My school has conferences so I was traded to another team for the last day of teaching. I think for athird  round draft choice next week and an undisclosed sum. The director seeing an opportunity for 3 Americans planted up on the playground and bought out classes, 3 rooms with 30 kids each grade, grades 1-6, and we were to "do something in English" for an indeterminate amount of time.  The first group was little kids who liked Old Mac Donald and Hokey Pokey. So the director request we do that for everyone. We made it look perky through about Grade 5 who were twitchy but cooperative. But Grade 6 almost went into open rebellion. By then we were so Hokied and Pokied out we contemplating 99 bottles of beer on the wall.

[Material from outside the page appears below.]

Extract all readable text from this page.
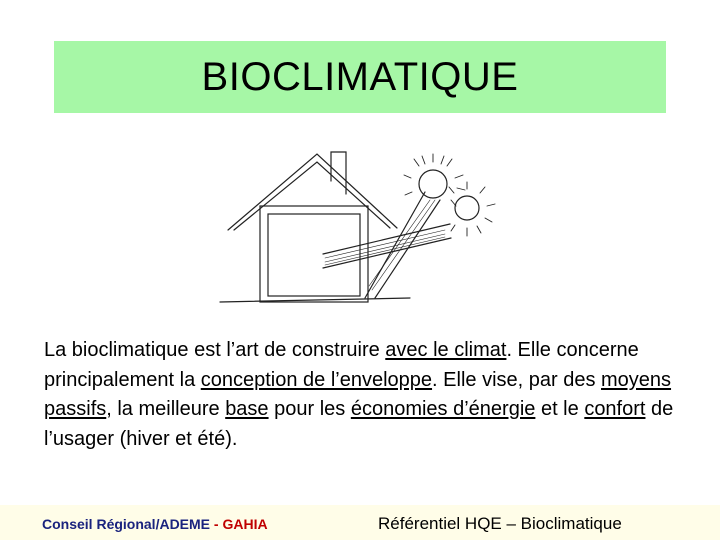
BIOCLIMATIQUE
La bioclimatique est l’art de construire avec le climat. Elle concerne principalement la conception de l’enveloppe. Elle vise, par des moyens passifs, la meilleure base pour les économies d’énergie et le confort de l’usager (hiver et été).
Conseil Régional/ADEME - GAHIA	Référentiel HQE – Bioclimatique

They fed us good - if unclassified - food so we survived.

Toilet Criteria

From most essential to "what we expect at home but are surprised to find" :

1 Lock on door - sometimes door
2 Western not squat - the locals will cue up at the squats and leave the western open
3 Flush toilet, not one you slosh out with bucket of water
4 Spray hose, method of cleaning in lieu of paper
5 Real paper, bonus point if on a covered roll, not sitting on floor
6 Waste basket with lid, no paper ever goes in toilet anywhere
7 Sink
8 Soap, bonus if it is pump liquid and not ancient bar
9 Community Cloth towel, bonus is one with a clean dry spot
10  Paper towel and waste basket

First one in the group announces the rating to general ooooooo's and resigned sighs of the others. Believe me I have been all the way down below number 1 and never passed up an opportunity. Part of the experience.